Re: [larm-dev] Dublin Core Metadata Engine

SourceForge Headquarters 225 Broadway Suite 1600 San Diego, CA 92101 +1 (858) 422-6466

Thanks for these thoughts, Jeff. Let's see how we can get them together with
the current design. Maybe we find out that the design must be changed. So I
just go through what I have written and ponder whether it fits together.

Ok, let's see. I take the documents in the larm-cvs / doc as a basis.

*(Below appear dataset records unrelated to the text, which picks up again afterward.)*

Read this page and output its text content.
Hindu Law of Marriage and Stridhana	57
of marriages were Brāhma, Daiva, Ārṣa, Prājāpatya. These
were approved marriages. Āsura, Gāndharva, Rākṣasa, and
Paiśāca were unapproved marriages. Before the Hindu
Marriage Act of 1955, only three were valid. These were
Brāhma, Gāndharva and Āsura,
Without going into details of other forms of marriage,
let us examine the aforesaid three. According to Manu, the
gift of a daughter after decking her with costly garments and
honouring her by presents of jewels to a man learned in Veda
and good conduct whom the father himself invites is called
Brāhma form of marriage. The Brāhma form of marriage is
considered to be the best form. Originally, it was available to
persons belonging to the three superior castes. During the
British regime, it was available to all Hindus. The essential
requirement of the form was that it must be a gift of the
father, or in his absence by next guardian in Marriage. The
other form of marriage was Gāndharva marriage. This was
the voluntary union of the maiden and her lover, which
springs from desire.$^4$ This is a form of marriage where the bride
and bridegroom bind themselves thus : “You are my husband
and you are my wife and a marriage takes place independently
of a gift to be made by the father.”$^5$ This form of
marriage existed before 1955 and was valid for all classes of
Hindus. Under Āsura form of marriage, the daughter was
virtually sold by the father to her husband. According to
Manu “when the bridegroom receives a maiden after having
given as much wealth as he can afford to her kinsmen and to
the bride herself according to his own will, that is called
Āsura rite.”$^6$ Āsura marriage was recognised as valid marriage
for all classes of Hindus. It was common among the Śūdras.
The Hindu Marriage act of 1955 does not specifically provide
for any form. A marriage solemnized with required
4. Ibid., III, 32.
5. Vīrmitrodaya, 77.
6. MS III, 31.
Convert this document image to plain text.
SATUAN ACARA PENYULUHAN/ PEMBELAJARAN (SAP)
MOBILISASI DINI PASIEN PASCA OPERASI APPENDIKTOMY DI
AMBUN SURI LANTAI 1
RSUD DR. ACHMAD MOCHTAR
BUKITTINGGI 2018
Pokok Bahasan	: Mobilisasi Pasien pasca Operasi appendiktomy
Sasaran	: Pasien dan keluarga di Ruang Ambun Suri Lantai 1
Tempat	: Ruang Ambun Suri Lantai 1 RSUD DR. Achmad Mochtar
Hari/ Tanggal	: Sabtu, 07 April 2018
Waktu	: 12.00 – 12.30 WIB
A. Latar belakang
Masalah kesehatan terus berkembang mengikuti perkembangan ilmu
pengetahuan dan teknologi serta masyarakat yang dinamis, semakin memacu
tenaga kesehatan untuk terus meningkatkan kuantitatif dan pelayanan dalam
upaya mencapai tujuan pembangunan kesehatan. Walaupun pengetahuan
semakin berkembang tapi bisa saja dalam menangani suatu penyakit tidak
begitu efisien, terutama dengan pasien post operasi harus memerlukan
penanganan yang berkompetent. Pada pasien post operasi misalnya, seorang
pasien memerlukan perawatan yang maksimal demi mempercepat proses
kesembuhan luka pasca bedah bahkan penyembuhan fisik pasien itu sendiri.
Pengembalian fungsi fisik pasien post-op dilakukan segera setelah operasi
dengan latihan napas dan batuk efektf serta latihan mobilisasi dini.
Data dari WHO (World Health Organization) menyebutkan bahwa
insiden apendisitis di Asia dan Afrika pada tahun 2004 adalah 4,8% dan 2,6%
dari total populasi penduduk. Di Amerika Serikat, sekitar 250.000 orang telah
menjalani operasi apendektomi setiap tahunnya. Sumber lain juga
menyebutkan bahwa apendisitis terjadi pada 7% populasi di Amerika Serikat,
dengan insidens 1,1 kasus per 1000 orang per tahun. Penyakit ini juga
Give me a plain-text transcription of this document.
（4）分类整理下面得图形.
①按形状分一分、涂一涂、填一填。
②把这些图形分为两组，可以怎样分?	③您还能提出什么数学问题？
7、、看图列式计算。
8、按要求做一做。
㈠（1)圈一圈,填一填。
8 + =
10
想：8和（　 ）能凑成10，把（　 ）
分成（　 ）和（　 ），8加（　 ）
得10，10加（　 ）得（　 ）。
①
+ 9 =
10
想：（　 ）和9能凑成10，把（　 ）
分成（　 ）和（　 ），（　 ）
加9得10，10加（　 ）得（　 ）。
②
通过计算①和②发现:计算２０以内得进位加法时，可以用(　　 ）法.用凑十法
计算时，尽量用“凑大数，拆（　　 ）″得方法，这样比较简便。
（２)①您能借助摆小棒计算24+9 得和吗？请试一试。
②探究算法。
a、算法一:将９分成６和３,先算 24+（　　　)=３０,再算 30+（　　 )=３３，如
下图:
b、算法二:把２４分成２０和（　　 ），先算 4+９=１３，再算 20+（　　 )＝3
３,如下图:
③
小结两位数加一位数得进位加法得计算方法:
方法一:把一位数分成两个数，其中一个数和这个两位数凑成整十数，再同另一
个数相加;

There you see under Part III in contents.txt the record processors. A
"record" is something to be indexed, in this case, a document that contains
DC metadata that is to be extracted. At the start of the pipeline, the
content can be anything from binary PDF to HTML. The record processors are
responsible for changing this into a format that the indexer understands - a
Lucene document that is already divided into fields which are marked stored,
tokenized, indexed. So I suppose the Dublin Core Metadata Indexing (DCMI)
can be developed as a record processor.

Record processors may form a pipeline like

        +------------ PDFToText --> TextToField ---------+
        !                                                !
   [contentType=pdf]                                     !
        !                                                !
------->+--[=html]--- HTMLLinkExtractor -> HTMLToField ->+--> ProcessorX -->
...
        !                                                !
        +--[=xml]--------------------------------------->+

The output of a processor may be a converted version of the original
document and a set of fields to be indexed.
I suppose you have to do different things if you have an RDF file in
contrast to HTML or other formats, which means different extractors.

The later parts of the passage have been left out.